When it was time to go, he went to put on his blue sneakers. He was initially going to wear his new brown shoes that I got on sale. I told him if he did not want them, I could return them to the store. He wanted them. He wanted them, but he didn’t want to wear them. We said, that if he didn’t want to wear them that was fine, but we’d need to return them if he had no plans to ever wear them. So he put them on. I grabbed his visor, which he had wanted to wear yesterday. He got his helmet and scooter. Trucker, who had been waiting patiently while all of the shoe fuss was happening, already had his helmet and was ready to go. We left for daycare. When we got downstairs, Cake said he didn’t want to wear his brown shoes. Normally, I would have just said, “Oh well. Too bad, Kiddo.” But I noticed that they looked a little big. So I offered to go back up and switch for the blue. Of course now, I won’t be able to return them. The key didn’t work in the lock, so we walked over to the other door. (Trucker scooted.) When we got to the other door, Cake said, “I’ll wear them.” Ugh. Ok, so we set off for daycare. But first Cake stopped, got off his scooter, handed me his helmet and grabbed his visor. “I thought you wanted to scoot.” “No.” So we start to walk, but by this time, I’m really annoyed. And I don’t know why I was carrying his scooter. I should have made him do it.

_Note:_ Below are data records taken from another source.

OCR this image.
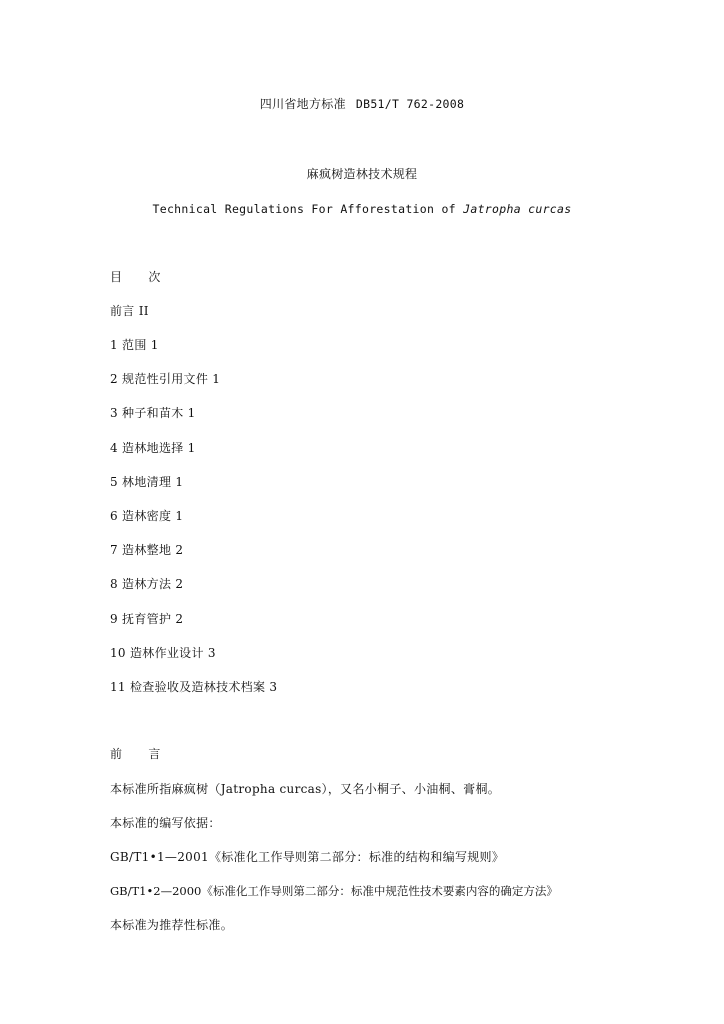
四川省地方标准 DB51/T 762-2008
麻疯树造林技术规程
Technical Regulations For Afforestation of Jatropha curcas
目 次
前言 II
1 范围 1
2 规范性引用文件 1
3 种子和苗木 1
4 造林地选择 1
5 林地清理 1
6 造林密度 1
7 造林整地 2
8 造林方法 2
9 抚育管护 2
10 造林作业设计 3
11 检查验收及造林技术档案 3
前 言
本标准所指麻疯树（Jatropha curcas），又名小桐子、小油桐、膏桐。
本标准的编写依据：
GB/T1•1—2001《标准化工作导则第二部分：标准的结构和编写规则》
GB/T1•2—2000《标准化工作导则第二部分：标准中规范性技术要素内容的确定方法》
本标准为推荐性标准。
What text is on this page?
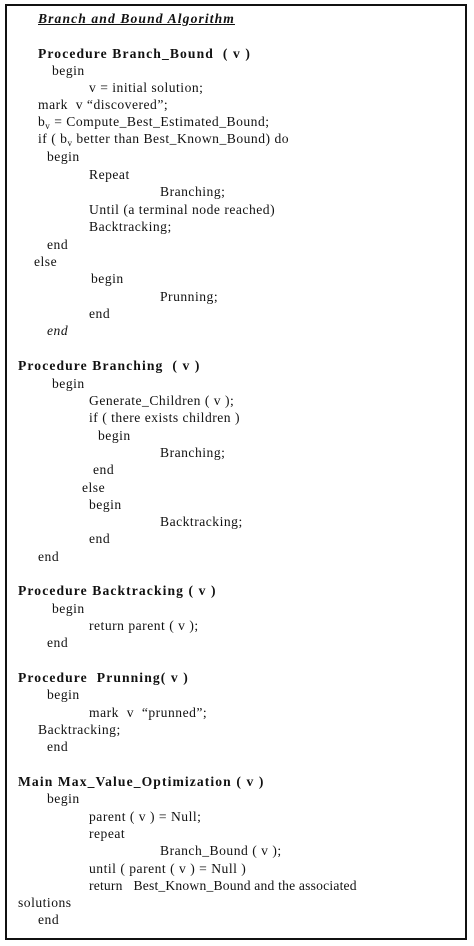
Branch and Bound Algorithm
Procedure Branch_Bound  ( v )
begin
v = initial solution;
mark  v “discovered”;
$b_v$ = Compute_Best_Estimated_Bound;
if ( $b_v$ better than Best_Known_Bound) do
begin
Repeat
Branching;
Until (a terminal node reached)
Backtracking;
end
else
begin
Prunning;
end
end
Procedure Branching  ( v )
begin
Generate_Children ( v );
if ( there exists children )
begin
Branching;
end
else
begin
Backtracking;
end
end
Procedure Backtracking ( v )
begin
return parent ( v );
end
Procedure  Prunning( v )
begin
mark  v  “prunned”;
Backtracking;
end
Main Max_Value_Optimization ( v )
begin
parent ( v ) = Null;
repeat
Branch_Bound ( v );
until ( parent ( v ) = Null )
return   Best_Known_Bound and the associated
solutions
end
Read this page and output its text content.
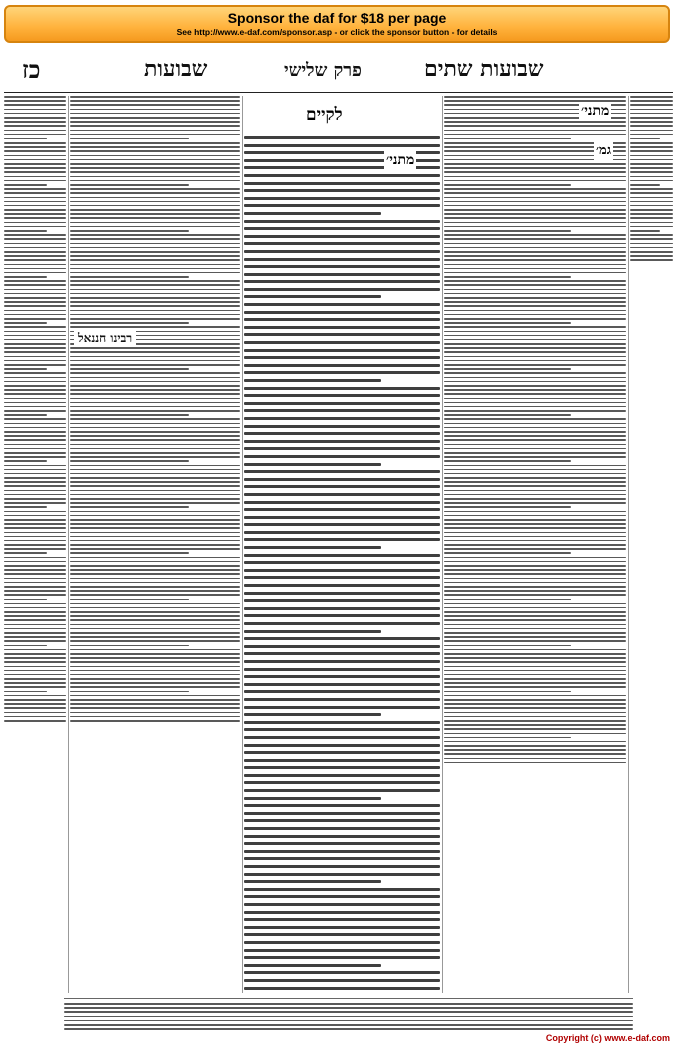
Sponsor the daf for $18 per page
See http://www.e-daf.com/sponsor.asp - or click the sponsor button - for details
כז	שבועות	פרק שלישי	שבועות שתים
לקיים	מתני׳
מתני׳
גמ׳
רבינו חננאל
Copyright (c) www.e-daf.com
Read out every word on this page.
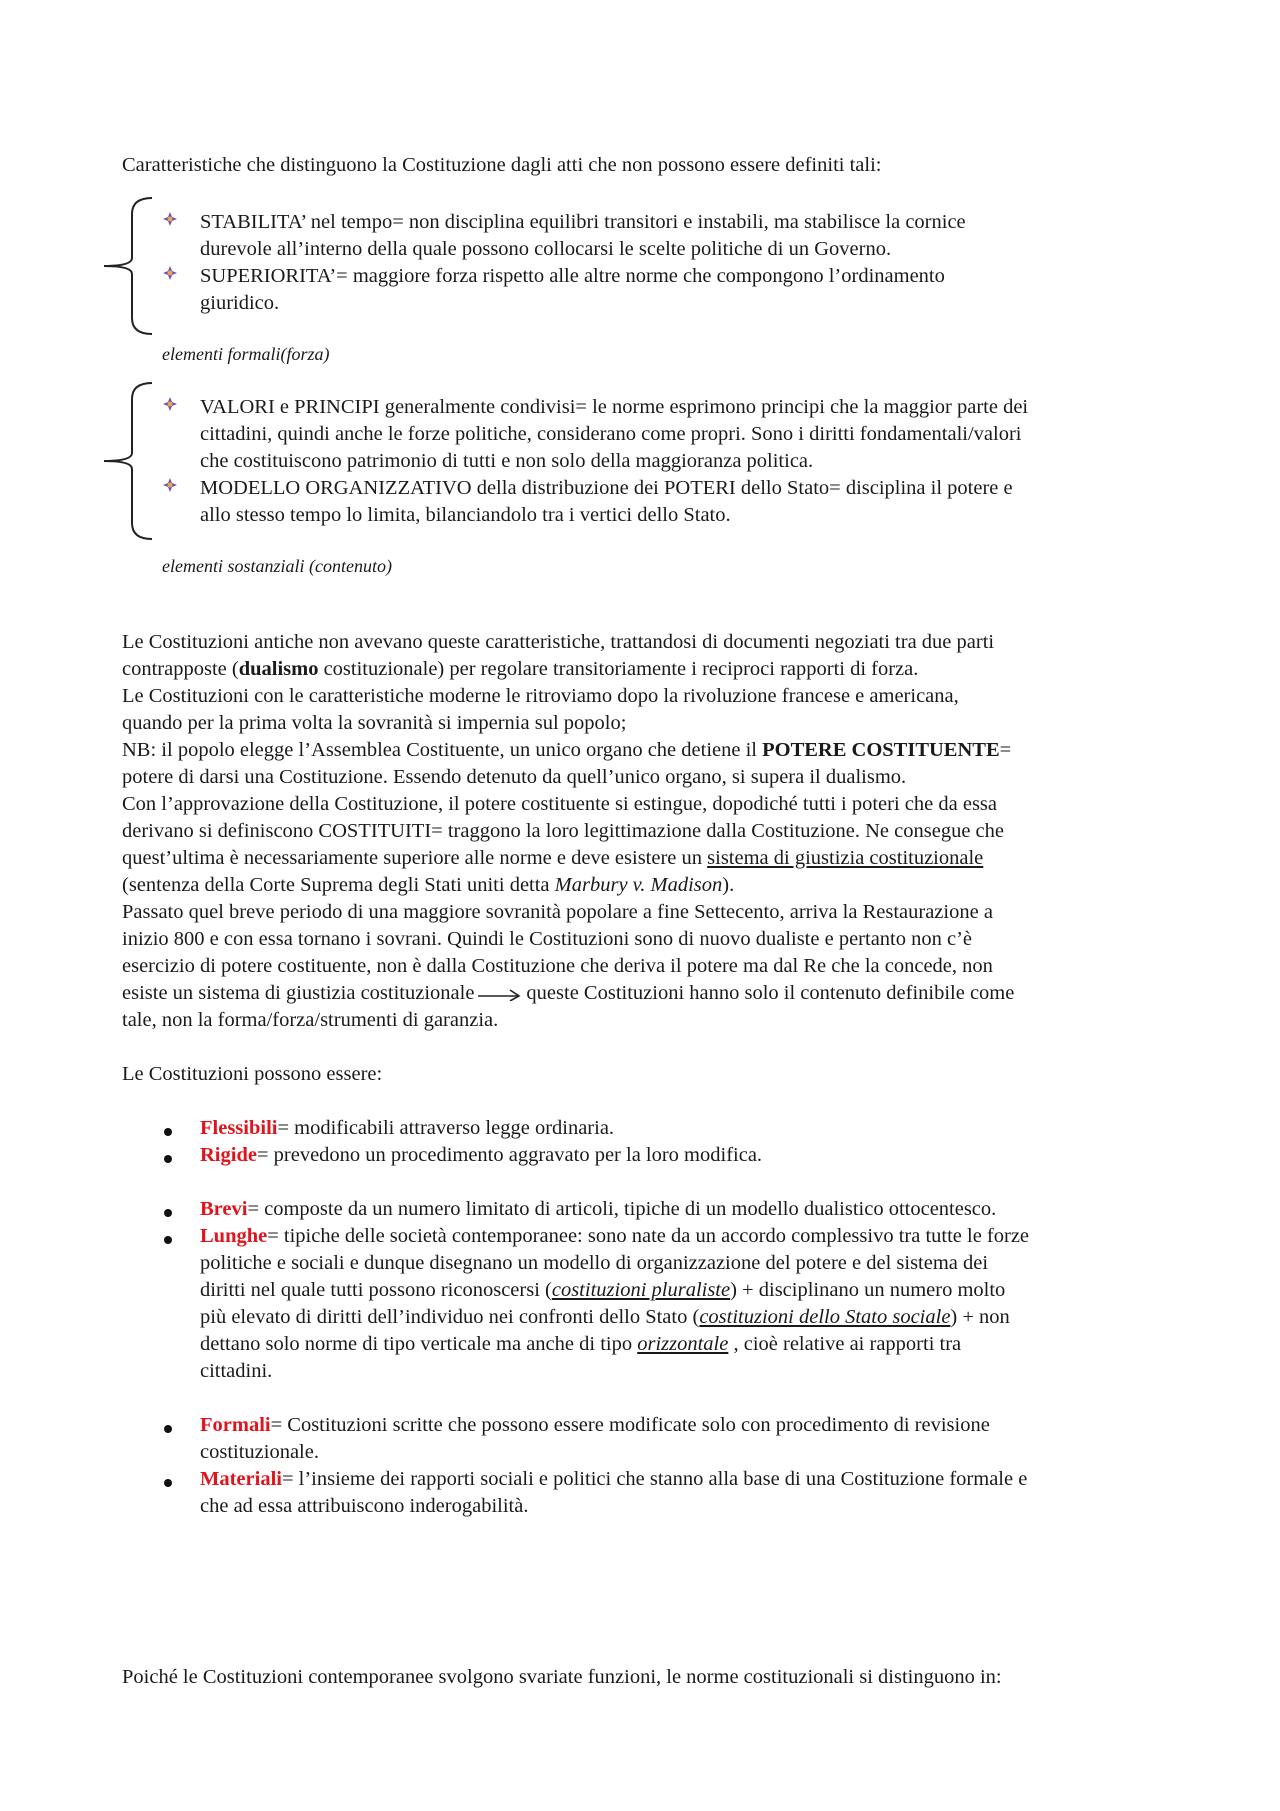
Caratteristiche che distinguono la Costituzione dagli atti che non possono essere definiti tali:
STABILITA’ nel tempo= non disciplina equilibri transitori e instabili, ma stabilisce la cornice
durevole all’interno della quale possono collocarsi le scelte politiche di un Governo.
SUPERIORITA’= maggiore forza rispetto alle altre norme che compongono l’ordinamento
giuridico.
elementi formali(forza)
VALORI e PRINCIPI generalmente condivisi= le norme esprimono principi che la maggior parte dei
cittadini, quindi anche le forze politiche, considerano come propri. Sono i diritti fondamentali/valori
che costituiscono patrimonio di tutti e non solo della maggioranza politica.
MODELLO ORGANIZZATIVO della distribuzione dei POTERI dello Stato= disciplina il potere e
allo stesso tempo lo limita, bilanciandolo tra i vertici dello Stato.
elementi sostanziali (contenuto)
Le Costituzioni antiche non avevano queste caratteristiche, trattandosi di documenti negoziati tra due parti
contrapposte (dualismo costituzionale) per regolare transitoriamente i reciproci rapporti di forza.
Le Costituzioni con le caratteristiche moderne le ritroviamo dopo la rivoluzione francese e americana,
quando per la prima volta la sovranità si impernia sul popolo;
NB: il popolo elegge l’Assemblea Costituente, un unico organo che detiene il POTERE COSTITUENTE=
potere di darsi una Costituzione. Essendo detenuto da quell’unico organo, si supera il dualismo.
Con l’approvazione della Costituzione, il potere costituente si estingue, dopodiché tutti i poteri che da essa
derivano si definiscono COSTITUITI= traggono la loro legittimazione dalla Costituzione. Ne consegue che
quest’ultima è necessariamente superiore alle norme e deve esistere un sistema di giustizia costituzionale
(sentenza della Corte Suprema degli Stati uniti detta Marbury v. Madison).
Passato quel breve periodo di una maggiore sovranità popolare a fine Settecento, arriva la Restaurazione a
inizio 800 e con essa tornano i sovrani. Quindi le Costituzioni sono di nuovo dualiste e pertanto non c’è
esercizio di potere costituente, non è dalla Costituzione che deriva il potere ma dal Re che la concede, non
esiste un sistema di giustizia costituzionale	queste Costituzioni hanno solo il contenuto definibile come
tale, non la forma/forza/strumenti di garanzia.
Le Costituzioni possono essere:
Flessibili= modificabili attraverso legge ordinaria.
Rigide= prevedono un procedimento aggravato per la loro modifica.
Brevi= composte da un numero limitato di articoli, tipiche di un modello dualistico ottocentesco.
Lunghe= tipiche delle società contemporanee: sono nate da un accordo complessivo tra tutte le forze
politiche e sociali e dunque disegnano un modello di organizzazione del potere e del sistema dei
diritti nel quale tutti possono riconoscersi (costituzioni pluraliste) + disciplinano un numero molto
più elevato di diritti dell’individuo nei confronti dello Stato (costituzioni dello Stato sociale) + non
dettano solo norme di tipo verticale ma anche di tipo orizzontale , cioè relative ai rapporti tra
cittadini.
Formali= Costituzioni scritte che possono essere modificate solo con procedimento di revisione
costituzionale.
Materiali= l’insieme dei rapporti sociali e politici che stanno alla base di una Costituzione formale e
che ad essa attribuiscono inderogabilità.
Poiché le Costituzioni contemporanee svolgono svariate funzioni, le norme costituzionali si distinguono in:
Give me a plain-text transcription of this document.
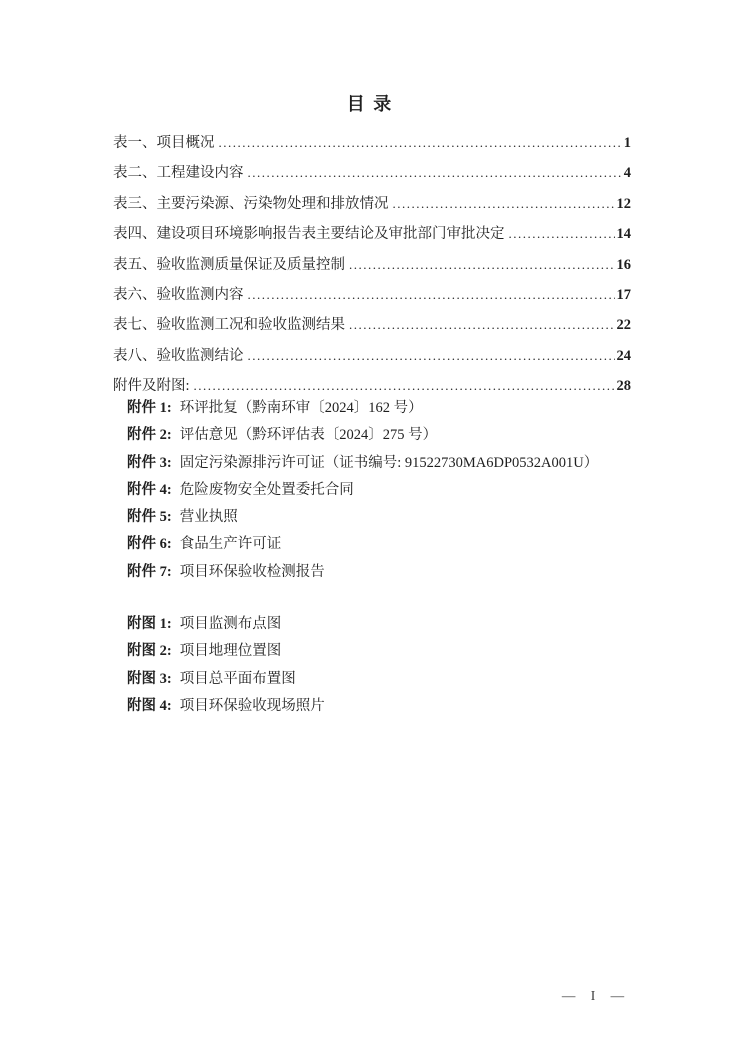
目 录
表一、项目概况 .....	1
表二、工程建设内容 .....	4
表三、主要污染源、污染物处理和排放情况 .....	12
表四、建设项目环境影响报告表主要结论及审批部门审批决定 .....	14
表五、验收监测质量保证及质量控制 .....	16
表六、验收监测内容 .....	17
表七、验收监测工况和验收监测结果 .....	22
表八、验收监测结论 .....	24
附件及附图: .....	28
附件 1: 环评批复（黔南环审〔2024〕162 号）
附件 2: 评估意见（黔环评估表〔2024〕275 号）
附件 3: 固定污染源排污许可证（证书编号: 91522730MA6DP0532A001U）
附件 4: 危险废物安全处置委托合同
附件 5: 营业执照
附件 6: 食品生产许可证
附件 7: 项目环保验收检测报告
附图 1: 项目监测布点图
附图 2: 项目地理位置图
附图 3: 项目总平面布置图
附图 4: 项目环保验收现场照片
— I —
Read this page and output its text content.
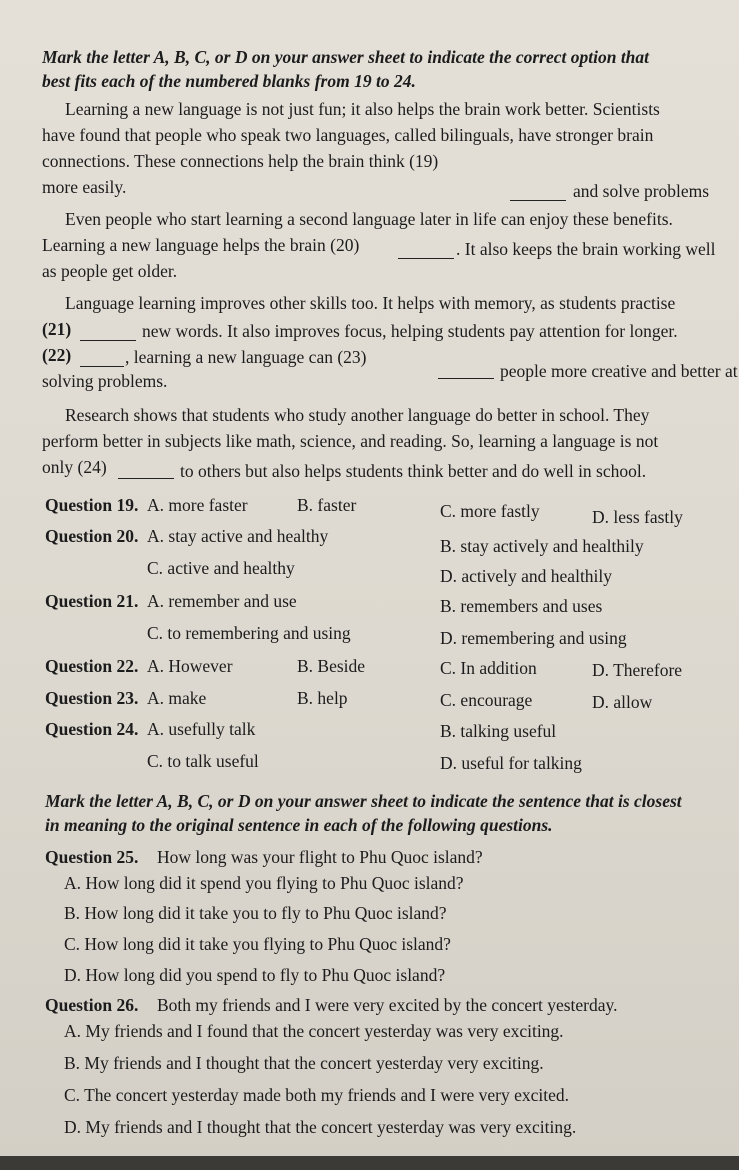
Mark the letter A, B, C, or D on your answer sheet to indicate the correct option that
best fits each of the numbered blanks from 19 to 24.
Learning a new language is not just fun; it also helps the brain work better. Scientists
have found that people who speak two languages, called bilinguals, have stronger brain
connections. These connections help the brain think (19)
more easily.	and solve problems
Even people who start learning a second language later in life can enjoy these benefits.
Learning a new language helps the brain (20)	. It also keeps the brain working well
as people get older.
Language learning improves other skills too. It helps with memory, as students practise
(21)	new words. It also improves focus, helping students pay attention for longer.
(22)	, learning a new language can (23)
people more creative and better at
solving problems.
Research shows that students who study another language do better in school. They
perform better in subjects like math, science, and reading. So, learning a language is not
only (24)	to others but also helps students think better and do well in school.
Question 19. A. more faster	B. faster	C. more fastly	D. less fastly
Question 20. A. stay active and healthy	B. stay actively and healthily
C. active and healthy	D. actively and healthily
Question 21. A. remember and use	B. remembers and uses
C. to remembering and using	D. remembering and using
Question 22. A. However	B. Beside	C. In addition	D. Therefore
Question 23. A. make	B. help	C. encourage	D. allow
Question 24. A. usefully talk	B. talking useful
C. to talk useful	D. useful for talking
Mark the letter A, B, C, or D on your answer sheet to indicate the sentence that is closest
in meaning to the original sentence in each of the following questions.
Question 25. How long was your flight to Phu Quoc island?
A. How long did it spend you flying to Phu Quoc island?
B. How long did it take you to fly to Phu Quoc island?
C. How long did it take you flying to Phu Quoc island?
D. How long did you spend to fly to Phu Quoc island?
Question 26. Both my friends and I were very excited by the concert yesterday.
A. My friends and I found that the concert yesterday was very exciting.
B. My friends and I thought that the concert yesterday very exciting.
C. The concert yesterday made both my friends and I were very excited.
D. My friends and I thought that the concert yesterday was very exciting.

We cross the street. We’re standing on an overpass, on the other side of which is a very busy blind turn. Trucker bolts across the overpass. Cake grabs the scooter, and tries to start scooting without his helmet. In all honesty, I’m sure scooting without a helmet is fine. But we’ve pounded the helmet need into their heads pretty well, so I didn’t want him throwing it away. Trucker is half-way across the bridge heading for the dangerous corner. I whisk off Cakie’s visor, plop his helmet on his head and run after Trucker. Of course, he starts crying. When we got to the other side of the dangerous corner, Cake said through his tears, “I was just going to walk my scooter. I wasn’t going to ride it.” Oh. Well, I had to save your brother from death-by-SUV, sorry I was in a rush.
Here’s the thing, if I went over this, many of the things we fought about were created by the parents. He didn’t need to wear those shoes. He didn’t. Why did we make him wear them? If we hadn’t forced him, I could be on my way to the store right now to get my money back. I’m actually strongly in favor of not forcing kids to wear clothes they hate. I just remember from my own childhood, how miserable the wrong clothing item could make me. If I hadn’t made him wear the shoes, the trip to school would have been a lot easier. And I could have still returned them. I know now, that they will probably not be worn again.
Trucker survived the trip to school, happy as a sweet baby clam. When we arrived, Cake came to me and gave me a big kiss. And said he loved me.
I hate bickering. I hate feeling like mornings like this could be avoided somehow. What is most frustrating is seeing that it is this fault that he got from his moms that is making us so annoyed. Yeesh.
Anyway. I hope those shoes don’t hurt his sweet little feet today.